As an entomologist, a hunter-gatherer with Metis, a cunning intelligence, seeking visual epiphanies, Mr. Point opened his aperture to f/1.4 and let in the Light. All of it. Blinding light, prisms of kaleidoscopes, muted spectrums in waves and particles guiding his efforts to manipulate a tool, a well designed black foreign range finder. A camera obscura.

It had the finesse of a magnifying glass, a Hubble telescope looking into an expanding infinite universe, illuminating distant black holes sucking matter into a void. He couldn’t see the black holes but he knew they were there.

It was one thing he carried. He started carrying it in Nam and he was not about to stop now. It was just a tool. It allowed him to stop time and divide it two. The Kairos of his eye allowed him to discriminate intuitively. Both an eye and a mirror.

He filled it up, refining his being, becoming one with the subject, how to smile, how silence worked, how to be a detached observer, a photo journalist. How to disappear inside the scene, move with the quickness of a wild animal, how to see, really see, visualize, anticipate the impending decisive moment while stalking his prey with cunning.

How to freeze, compose in the viewfinder, breath, squeeze, advance with a quick flick of the opposable thumb, load, unload, develop, fix, print, label, and assemble his work. Film was his prayer wheel.

He adjusted to exile, making fundamental survival adaptations with proportion and harmony. He took his time quickly.

He hunted down images in the Sunday flea market; old photos, stamps, phonographs, typewriters, dolls, tools, locks, and religious paintings of the Last and Final Supper. He composed seafood, books, discarded clothing, toys, glass, buttons, broken phones, paintbrushes, watches, faces, hands, and lottery tickets.
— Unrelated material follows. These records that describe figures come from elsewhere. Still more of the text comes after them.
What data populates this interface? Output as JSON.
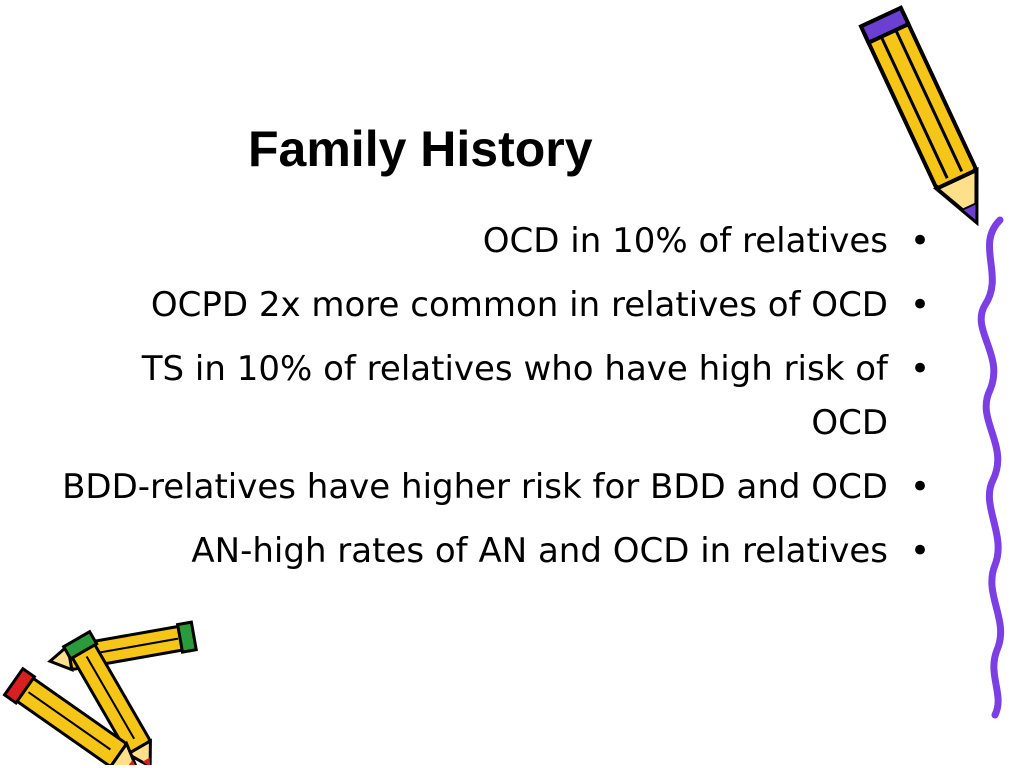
{
  "slide": {
    "title": "Family History",
    "bullet_symbol": "•",
    "bullets": [
      {
        "text": "OCD in 10% of relatives"
      },
      {
        "text": "OCPD 2x more common in relatives of OCD"
      },
      {
        "text": "TS in 10% of relatives who have high risk of OCD"
      },
      {
        "text": "BDD-relatives have higher risk for BDD and OCD"
      },
      {
        "text": "AN-high rates of AN and OCD in relatives"
      }
    ]
  },
  "decorations": {
    "pencil_top_right": "pencil-icon",
    "squiggle_right": "scribble-line-icon",
    "pencils_bottom_left": "pencils-icon",
    "colors": {
      "pencil_body": "#f5c518",
      "pencil_outline": "#000000",
      "pencil_tip_purple": "#6a3fd1",
      "pencil_tip_red": "#d92020",
      "pencil_tip_green": "#2a9a3a",
      "squiggle": "#7b3fe4"
    }
  }
}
Slot machine games with revolving wheels of fortune and flashing lights filled bars as drinking men pumped 100 peseta coins into hungry machines. Unemployed men and women prowled streets, corners, shops and exchanges selling lottery tickets called ONCE.

The Champion grocery store across from the old market sold sixteen different lottery tickets. A city this old and focused on religious faith had a fix on gambling. Pay now and pray later. People this poor needed all the hope money could buy. Small money.
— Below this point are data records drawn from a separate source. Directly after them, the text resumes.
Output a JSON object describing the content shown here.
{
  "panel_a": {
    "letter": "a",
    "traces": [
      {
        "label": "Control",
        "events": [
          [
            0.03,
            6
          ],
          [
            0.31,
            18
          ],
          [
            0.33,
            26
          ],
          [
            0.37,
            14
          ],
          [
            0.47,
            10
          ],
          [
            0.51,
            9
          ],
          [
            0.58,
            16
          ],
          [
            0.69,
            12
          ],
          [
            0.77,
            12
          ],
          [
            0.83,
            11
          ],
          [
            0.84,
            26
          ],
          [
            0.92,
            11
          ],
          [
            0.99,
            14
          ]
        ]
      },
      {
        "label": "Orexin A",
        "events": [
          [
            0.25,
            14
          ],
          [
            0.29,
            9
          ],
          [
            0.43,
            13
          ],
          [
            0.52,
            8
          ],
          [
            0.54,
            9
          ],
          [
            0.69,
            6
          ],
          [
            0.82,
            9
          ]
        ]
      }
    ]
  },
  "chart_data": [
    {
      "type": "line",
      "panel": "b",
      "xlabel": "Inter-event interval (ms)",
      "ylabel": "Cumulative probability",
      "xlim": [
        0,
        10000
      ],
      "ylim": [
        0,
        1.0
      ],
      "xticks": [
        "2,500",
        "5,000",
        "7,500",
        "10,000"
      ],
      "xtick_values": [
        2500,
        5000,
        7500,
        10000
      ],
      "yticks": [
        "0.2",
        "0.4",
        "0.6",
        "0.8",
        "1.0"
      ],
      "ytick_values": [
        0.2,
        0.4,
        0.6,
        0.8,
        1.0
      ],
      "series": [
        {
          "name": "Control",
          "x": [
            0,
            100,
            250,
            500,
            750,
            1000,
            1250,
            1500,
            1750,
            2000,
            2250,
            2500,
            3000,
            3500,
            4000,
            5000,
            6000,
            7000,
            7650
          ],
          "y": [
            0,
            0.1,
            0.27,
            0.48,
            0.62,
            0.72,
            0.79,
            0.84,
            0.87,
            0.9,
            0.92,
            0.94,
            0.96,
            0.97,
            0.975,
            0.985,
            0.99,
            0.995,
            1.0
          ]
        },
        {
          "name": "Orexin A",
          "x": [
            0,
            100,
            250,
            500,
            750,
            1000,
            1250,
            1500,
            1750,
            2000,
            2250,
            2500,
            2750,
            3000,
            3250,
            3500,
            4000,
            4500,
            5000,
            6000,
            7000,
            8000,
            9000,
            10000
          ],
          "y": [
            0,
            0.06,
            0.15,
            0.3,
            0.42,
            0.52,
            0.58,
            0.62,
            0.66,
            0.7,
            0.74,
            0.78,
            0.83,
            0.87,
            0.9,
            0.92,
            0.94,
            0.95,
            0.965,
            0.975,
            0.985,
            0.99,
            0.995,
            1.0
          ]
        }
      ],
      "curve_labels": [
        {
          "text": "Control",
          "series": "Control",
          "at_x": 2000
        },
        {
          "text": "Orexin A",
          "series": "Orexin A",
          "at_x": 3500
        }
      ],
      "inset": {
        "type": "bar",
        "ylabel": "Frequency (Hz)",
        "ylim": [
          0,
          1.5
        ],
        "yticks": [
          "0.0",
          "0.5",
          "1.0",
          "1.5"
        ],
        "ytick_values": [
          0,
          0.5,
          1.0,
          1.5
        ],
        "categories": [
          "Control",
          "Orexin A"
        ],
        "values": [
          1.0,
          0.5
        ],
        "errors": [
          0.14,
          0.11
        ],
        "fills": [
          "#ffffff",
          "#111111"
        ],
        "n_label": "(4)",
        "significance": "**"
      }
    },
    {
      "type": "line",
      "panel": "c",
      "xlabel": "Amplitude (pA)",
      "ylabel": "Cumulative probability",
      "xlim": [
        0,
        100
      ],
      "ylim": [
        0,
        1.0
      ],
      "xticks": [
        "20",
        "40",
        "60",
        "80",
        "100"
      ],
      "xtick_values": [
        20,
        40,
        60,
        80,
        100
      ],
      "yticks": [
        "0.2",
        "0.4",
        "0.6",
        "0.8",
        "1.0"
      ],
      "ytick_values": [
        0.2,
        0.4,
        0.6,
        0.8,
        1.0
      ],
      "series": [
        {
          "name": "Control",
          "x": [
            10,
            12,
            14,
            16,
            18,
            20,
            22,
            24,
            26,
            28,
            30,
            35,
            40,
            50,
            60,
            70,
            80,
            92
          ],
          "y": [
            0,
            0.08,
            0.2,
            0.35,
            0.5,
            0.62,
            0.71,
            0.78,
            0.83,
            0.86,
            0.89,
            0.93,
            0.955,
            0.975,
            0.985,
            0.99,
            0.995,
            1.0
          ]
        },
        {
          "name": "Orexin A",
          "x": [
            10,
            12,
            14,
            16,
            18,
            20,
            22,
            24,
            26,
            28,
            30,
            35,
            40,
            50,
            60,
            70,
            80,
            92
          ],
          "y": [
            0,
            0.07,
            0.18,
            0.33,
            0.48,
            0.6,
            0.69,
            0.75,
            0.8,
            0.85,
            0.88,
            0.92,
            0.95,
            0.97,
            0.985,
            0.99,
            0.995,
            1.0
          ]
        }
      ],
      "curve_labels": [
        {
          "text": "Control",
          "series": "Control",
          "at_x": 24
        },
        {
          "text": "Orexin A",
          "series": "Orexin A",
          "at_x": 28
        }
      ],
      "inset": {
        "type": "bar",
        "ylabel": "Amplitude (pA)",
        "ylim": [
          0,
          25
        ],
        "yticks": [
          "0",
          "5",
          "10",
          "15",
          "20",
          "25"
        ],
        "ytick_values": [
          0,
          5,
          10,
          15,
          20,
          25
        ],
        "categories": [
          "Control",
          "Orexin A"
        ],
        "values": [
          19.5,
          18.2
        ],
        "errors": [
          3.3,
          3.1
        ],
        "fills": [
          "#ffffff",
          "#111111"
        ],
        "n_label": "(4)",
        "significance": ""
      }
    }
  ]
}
He imagined streets, parks, cathedrals, beaches, white haired ladies playing bingo in the sand, women, and children dressed for religious festivals, men cutting fish, hands holding creased maps or thick Cuban cigars, and tourists gripping each other in wild lost abandoned desperation.

He captured lovers in the sun, men hammering old stones, pigeons fighting over scraps of bread, the moon between television aerials, juxtapositions of hammers and crucifixes on old fabric, balconies, brown nuns supporting their habit, blue Moorish doors, and the historical remains before and after Chris sailed east. He shot day and night, returning to the room to download a day’s images and write up notes.